A Francois Ozon le interesaba comenzar cada una de las cuatro estaciones que jalonan la narración de 'Joven y bonita' (Jeune et jolie, 2012), con miradas de distintos personajes, aunque prontamente, en cada estación de este viaje de miradas difusas y cuerpos que se buscan, la narración se centre en la perspectiva de la adolescente Isabelle (Marina Vacth). También ella se mira a sí misma, desdoblada, cuando mantiene su primera relación sexual. Es su primer pestañeo, el primer eslabón de una perplejidad. Hay distancias, entre lo que sueña e imagina, y lo real. No es lo mismo soñar en la distancia con aquel chico alemán que el acto sexual en sí mientras te aplasta su cuerpo y sientes la fricción de la arena en tu espalda. La realidad pesa y puede resultar incómoda. Lo que representan los otros quizá no tenga que ver con lo que son. No sólo resulta difícil comprender al otro, portamos el equipaje de nuestras proyecciones, de nuestras muletas y lastres, sombras y desenfoques, los que nos ha encostrado la experiencia, o el cristal aún empañado por la falta de experiencia. Los otros son pantallas que a su vez tienen sus propias pantallas: Isabelle, que probablemente pensará en el chico alemán mientras se masturba, es contemplada a su vez, por su hermano pequeño, quien antes le ha observado con sus prismáticos tumbada en la playa en la primera secuencia.

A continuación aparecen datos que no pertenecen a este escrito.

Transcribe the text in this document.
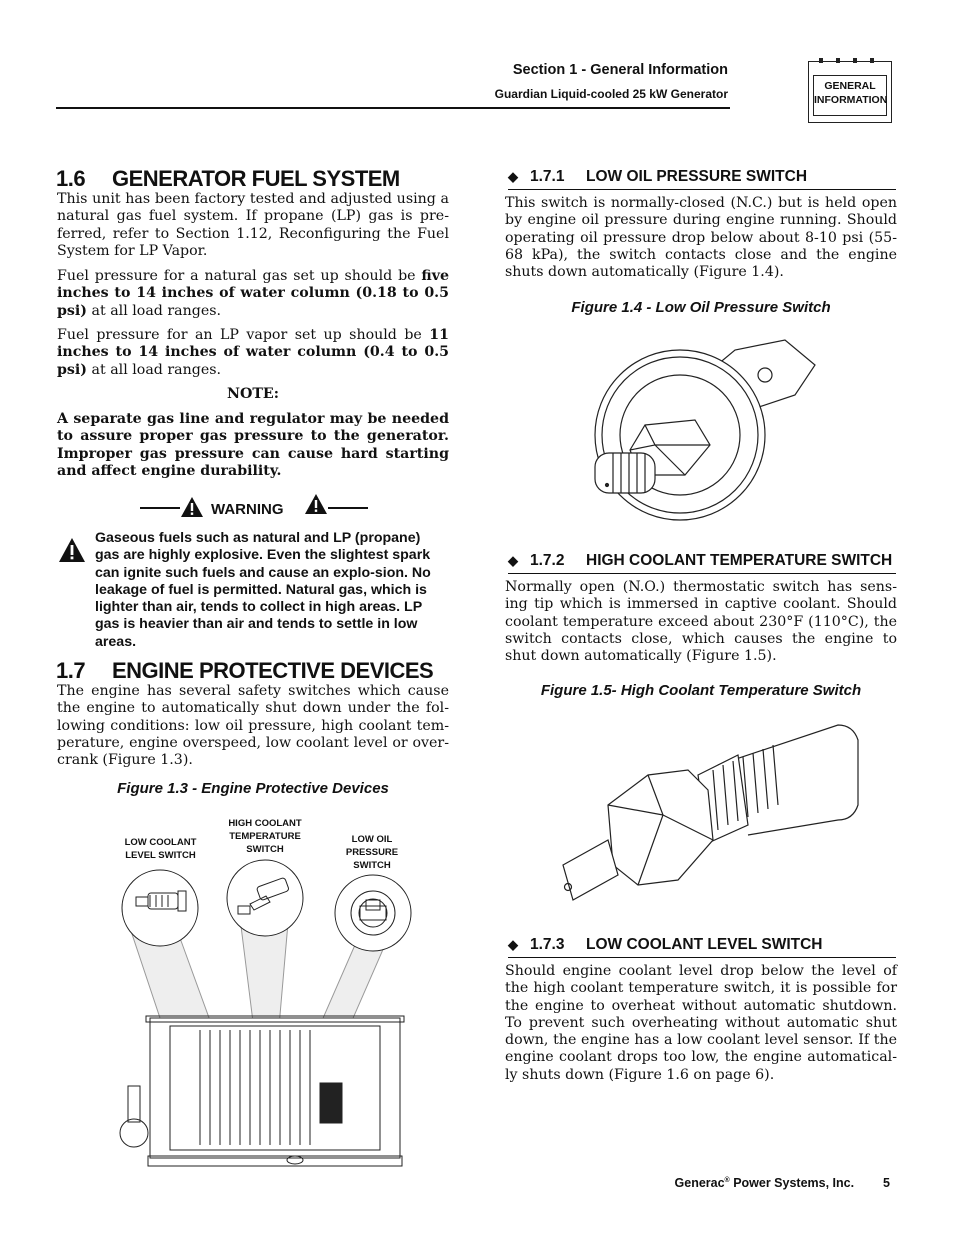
Section 1 - General Information
Guardian Liquid-cooled 25 kW Generator
GENERAL
INFORMATION
1.6 GENERATOR FUEL SYSTEM
This unit has been factory tested and adjusted using a natural gas fuel system. If propane (LP) gas is pre-ferred, refer to Section 1.12, Reconfiguring the Fuel System for LP Vapor.
Fuel pressure for a natural gas set up should be five inches to 14 inches of water column (0.18 to 0.5 psi) at all load ranges.
Fuel pressure for an LP vapor set up should be 11 inches to 14 inches of water column (0.4 to 0.5 psi) at all load ranges.
NOTE:
A separate gas line and regulator may be needed to assure proper gas pressure to the generator. Improper gas pressure can cause hard starting and affect engine durability.
WARNING
Gaseous fuels such as natural and LP (propane) gas are highly explosive. Even the slightest spark can ignite such fuels and cause an explo-sion. No leakage of fuel is permitted. Natural gas, which is lighter than air, tends to collect in high areas. LP gas is heavier than air and tends to settle in low areas.
1.7 ENGINE PROTECTIVE DEVICES
The engine has several safety switches which cause the engine to automatically shut down under the fol-lowing conditions: low oil pressure, high coolant tem-perature, engine overspeed, low coolant level or over-crank (Figure 1.3).
Figure 1.3 - Engine Protective Devices
LOW COOLANT
LEVEL SWITCH
HIGH COOLANT
TEMPERATURE
SWITCH
LOW OIL
PRESSURE
SWITCH
◆ 1.7.1 LOW OIL PRESSURE SWITCH
This switch is normally-closed (N.C.) but is held open by engine oil pressure during engine running. Should operating oil pressure drop below about 8-10 psi (55-68 kPa), the switch contacts close and the engine shuts down automatically (Figure 1.4).
Figure 1.4 - Low Oil Pressure Switch
◆ 1.7.2 HIGH COOLANT TEMPERATURE SWITCH
Normally open (N.O.) thermostatic switch has sens-ing tip which is immersed in captive coolant. Should coolant temperature exceed about 230°F (110°C), the switch contacts close, which causes the engine to shut down automatically (Figure 1.5).
Figure 1.5- High Coolant Temperature Switch
◆ 1.7.3 LOW COOLANT LEVEL SWITCH
Should engine coolant level drop below the level of the high coolant temperature switch, it is possible for the engine to overheat without automatic shutdown. To prevent such overheating without automatic shut down, the engine has a low coolant level sensor. If the engine coolant drops too low, the engine automatical-ly shuts down (Figure 1.6 on page 6).
Generac® Power Systems, Inc. 5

Lo que representa el acto soñado puede que no se corresponda con la experiencia concreta. También una amiga de Isabelle, llora porque tras la experiencia largamente soñada, el primer acto sexual, arrasa la decepción. Ni el acto en si fue memorable, ni después hay música, sino indiferencia, distancia. Los demás personajes, su padre, su madre, su hermano, un cliente con el que establece una especial relación, Georges (Johan Leysen), intentan comprender a Isabelle. Parece un cerrojo, el de la incógnita, aunque quizás sea por su incapacidad de comprenderla, también por lo que proyectan sobre ella, como un reflejo. Es 'la joven y bonita', antes que Isabelle, juventud, piel suave, unos labios, o una hija, o la hermana que a la vez es el misterio de lo femenino. Ella misma se observa, porque no se entiende, porque no entiende cómo funciona, cómo se realizan las conexiones fuera de la pantalla de la imaginación, en la materia de las relaciones, esa realidad que es fricción, donde colisionan los deseos y los sentimientos, y a veces parecen ir en direcciones contrarias. Y prueba, y juega, como una pantalla en blanco, en la que proyectar escenarios posibles. Y al mismo tiempo se convierte en pantalla de especulaciones para los demás, como el joven protagonista de la obra previa de Ozon, 'En la casa' (2012).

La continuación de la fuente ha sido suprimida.